"The building is in good condition--it just needs some tenants," Logan Brown, a senior vice president with Grubb & Ellis Co.'s Houston office, says about 262 N. Sam Houston Parkway. Brown represented the seller, AMP Properties, an affiliate of a Hong Kong-based investment group, and Jerry Ashmore with the Greater Houston Group represented District and Urban Texas.

Brown tells GlobeSt.com that AMP Properties owned the building for 15 years, but refused to be flexible on rental rates and tenant improvements. "As the market went down, the building lost its tenants because the owners demanded a higher than market rent and lower than market TI," he says. The average rental rate is $12 per sf, full service. The building recently underwent some improvements to the elevators, HVAC system and common areas.

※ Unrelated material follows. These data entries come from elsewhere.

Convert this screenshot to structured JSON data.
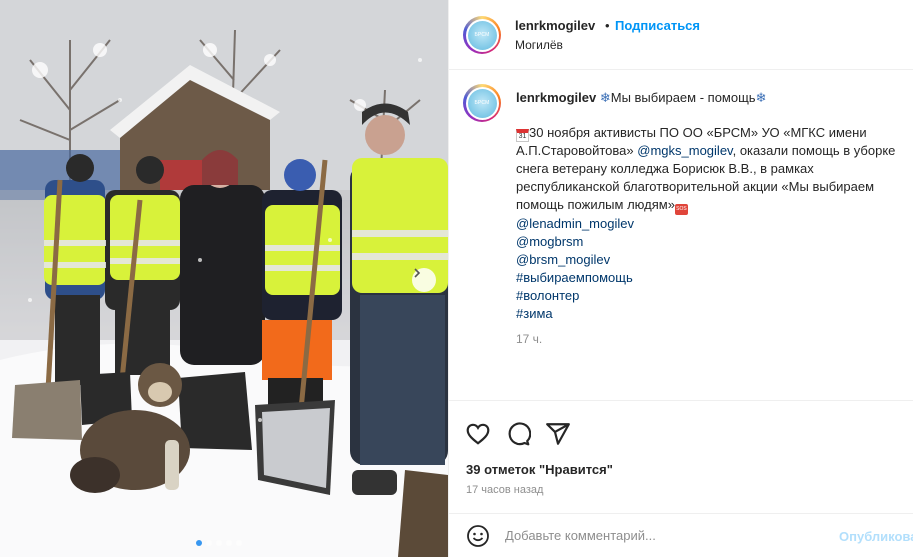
{
  "post": {
    "username": "lenrkmogilev",
    "separator": "•",
    "follow_label": "Подписаться",
    "location": "Могилёв",
    "avatar_text": "БРСМ"
  },
  "caption": {
    "username": "lenrkmogilev",
    "title": "Мы выбираем - помощь",
    "calendar_day": "31",
    "body": "30 ноября активисты ПО ОО «БРСМ» УО «МГКС имени А.П.Старовойтова»",
    "mention_inline": "@mgks_mogilev",
    "body_continued": ", оказали помощь в уборке снега ветерану колледжа Борисюк В.В., в рамках республиканской благотворительной акции «Мы выбираем помощь пожилым людям»",
    "sos_text": "SOS",
    "links": [
      "@lenadmin_mogilev",
      "@mogbrsm",
      "@brsm_mogilev",
      "#выбираемпомощь",
      "#волонтер",
      "#зима"
    ],
    "time": "17 ч."
  },
  "actions": {
    "likes": "39 отметок \"Нравится\"",
    "time_ago": "17 часов назад"
  },
  "comment": {
    "placeholder": "Добавьте комментарий...",
    "publish_label": "Опубликовать"
  },
  "carousel": {
    "slides": 5,
    "active_index": 0
  },
  "colors": {
    "accent": "#0095f6",
    "link": "#00376b",
    "muted": "#8e8e8e",
    "vest": "#d8f23a"
  },
  "icons": [
    "heart-icon",
    "comment-icon",
    "share-icon",
    "emoji-icon",
    "chevron-right-icon",
    "more-icon",
    "snowflake-icon",
    "calendar-icon",
    "sos-icon"
  ]
}
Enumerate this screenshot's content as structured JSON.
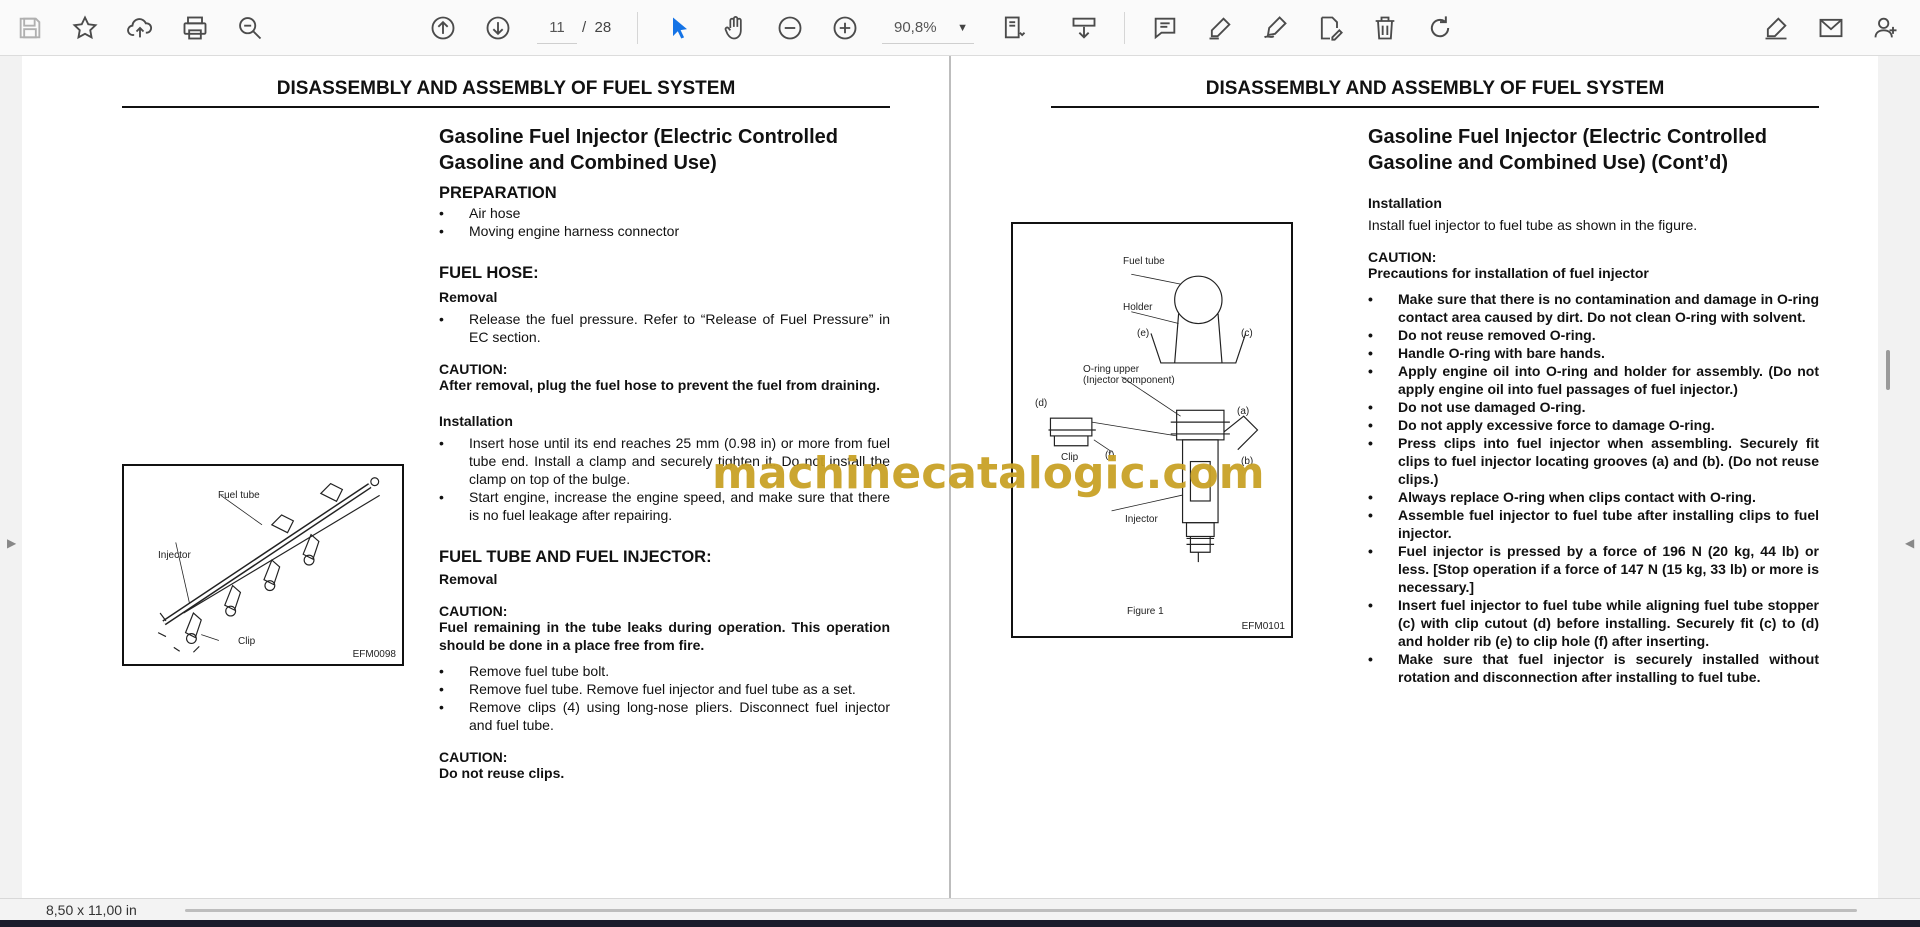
{
  "toolbar": {
    "icons": [
      "save-icon",
      "bookmark-star-icon",
      "upload-cloud-icon",
      "print-icon",
      "zoom-search-icon",
      "page-up-icon",
      "page-down-icon",
      "zoom-out-icon",
      "zoom-in-icon",
      "select-cursor-icon",
      "hand-icon",
      "fit-page-icon",
      "scroll-mode-icon",
      "comment-icon",
      "highlight-pen-icon",
      "draw-icon",
      "stamp-icon",
      "delete-icon",
      "rotate-icon",
      "fill-sign-icon",
      "mail-icon",
      "add-user-icon"
    ],
    "current_page": "11",
    "page_separator": "/",
    "total_pages": "28",
    "zoom": "90,8%"
  },
  "status": {
    "page_size": "8,50 x 11,00 in"
  },
  "watermark": "machinecatalogic.com",
  "left_page": {
    "header": "DISASSEMBLY AND ASSEMBLY OF FUEL SYSTEM",
    "title": "Gasoline Fuel Injector (Electric Controlled Gasoline and Combined Use)",
    "preparation": {
      "heading": "PREPARATION",
      "items": [
        "Air hose",
        "Moving engine harness connector"
      ]
    },
    "fuel_hose": {
      "heading": "FUEL HOSE:",
      "removal_heading": "Removal",
      "removal_items": [
        "Release the fuel pressure. Refer to “Release of Fuel Pressure” in EC section."
      ],
      "caution_label": "CAUTION:",
      "caution_text": "After removal, plug the fuel hose to prevent the fuel from draining.",
      "installation_heading": "Installation",
      "installation_items": [
        "Insert hose until its end reaches 25 mm (0.98 in) or more from fuel tube end. Install a clamp and securely tighten it. Do not install the clamp on top of the bulge.",
        "Start engine, increase the engine speed, and make sure that there is no fuel leakage after repairing."
      ]
    },
    "fuel_tube": {
      "heading": "FUEL TUBE AND FUEL INJECTOR:",
      "removal_heading": "Removal",
      "caution_label": "CAUTION:",
      "caution_text": "Fuel remaining in the tube leaks during operation. This operation should be done in a place free from fire.",
      "items": [
        "Remove fuel tube bolt.",
        "Remove fuel tube. Remove fuel injector and fuel tube as a set.",
        "Remove clips (4) using long-nose pliers. Disconnect fuel injector and fuel tube."
      ],
      "caution2_label": "CAUTION:",
      "caution2_text": "Do not reuse clips."
    },
    "figure": {
      "code": "EFM0098",
      "labels": {
        "fuel_tube": "Fuel tube",
        "injector": "Injector",
        "clip": "Clip"
      }
    }
  },
  "right_page": {
    "header": "DISASSEMBLY AND ASSEMBLY OF FUEL SYSTEM",
    "title": "Gasoline Fuel Injector (Electric Controlled Gasoline and Combined Use) (Cont’d)",
    "installation_heading": "Installation",
    "installation_text": "Install fuel injector to fuel tube as shown in the figure.",
    "caution_label": "CAUTION:",
    "caution_subheading": "Precautions for installation of fuel injector",
    "items": [
      "Make sure that there is no contamination and damage in O-ring contact area caused by dirt. Do not clean O-ring with solvent.",
      "Do not reuse removed O-ring.",
      "Handle O-ring with bare hands.",
      "Apply engine oil into O-ring and holder for assembly. (Do not apply engine oil into fuel passages of fuel injector.)",
      "Do not use damaged O-ring.",
      "Do not apply excessive force to damage O-ring.",
      "Press clips into fuel injector when assembling. Securely fit clips to fuel injector locating grooves (a) and (b). (Do not reuse clips.)",
      "Always replace O-ring when clips contact with O-ring.",
      "Assemble fuel injector to fuel tube after installing clips to fuel injector.",
      "Fuel injector is pressed by a force of 196 N (20 kg, 44 lb) or less. [Stop operation if a force of 147 N (15 kg, 33 lb) or more is necessary.]",
      "Insert fuel injector to fuel tube while aligning fuel tube stopper (c) with clip cutout (d) before installing. Securely fit (c) to (d) and holder rib (e) to clip hole (f) after inserting.",
      "Make sure that fuel injector is securely installed without rotation and disconnection after installing to fuel tube."
    ],
    "figure": {
      "code": "EFM0101",
      "caption": "Figure 1",
      "labels": {
        "fuel_tube": "Fuel tube",
        "holder": "Holder",
        "e": "(e)",
        "c": "(c)",
        "oring1": "O-ring upper",
        "oring2": "(Injector component)",
        "a": "(a)",
        "b": "(b)",
        "d": "(d)",
        "clip": "Clip",
        "f": "(f)",
        "injector": "Injector"
      }
    }
  }
}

The building was on the market about six months, Brown says, adding it garnered a lot of interest from owner-users. "It was an attractive price--about one-third of replacement cost," he says. Overall, it received six offers and had two back-up contracts in place if District and Urban Texas failed to make the close.

According to Brown, the District and Urban Texas previously owned some nearby office buildings so it understood the dynamics of the market. "It's an opportunity for them to make a lease with various tenants or one large tenant," he says. District and Urban Texas paid cash for the building.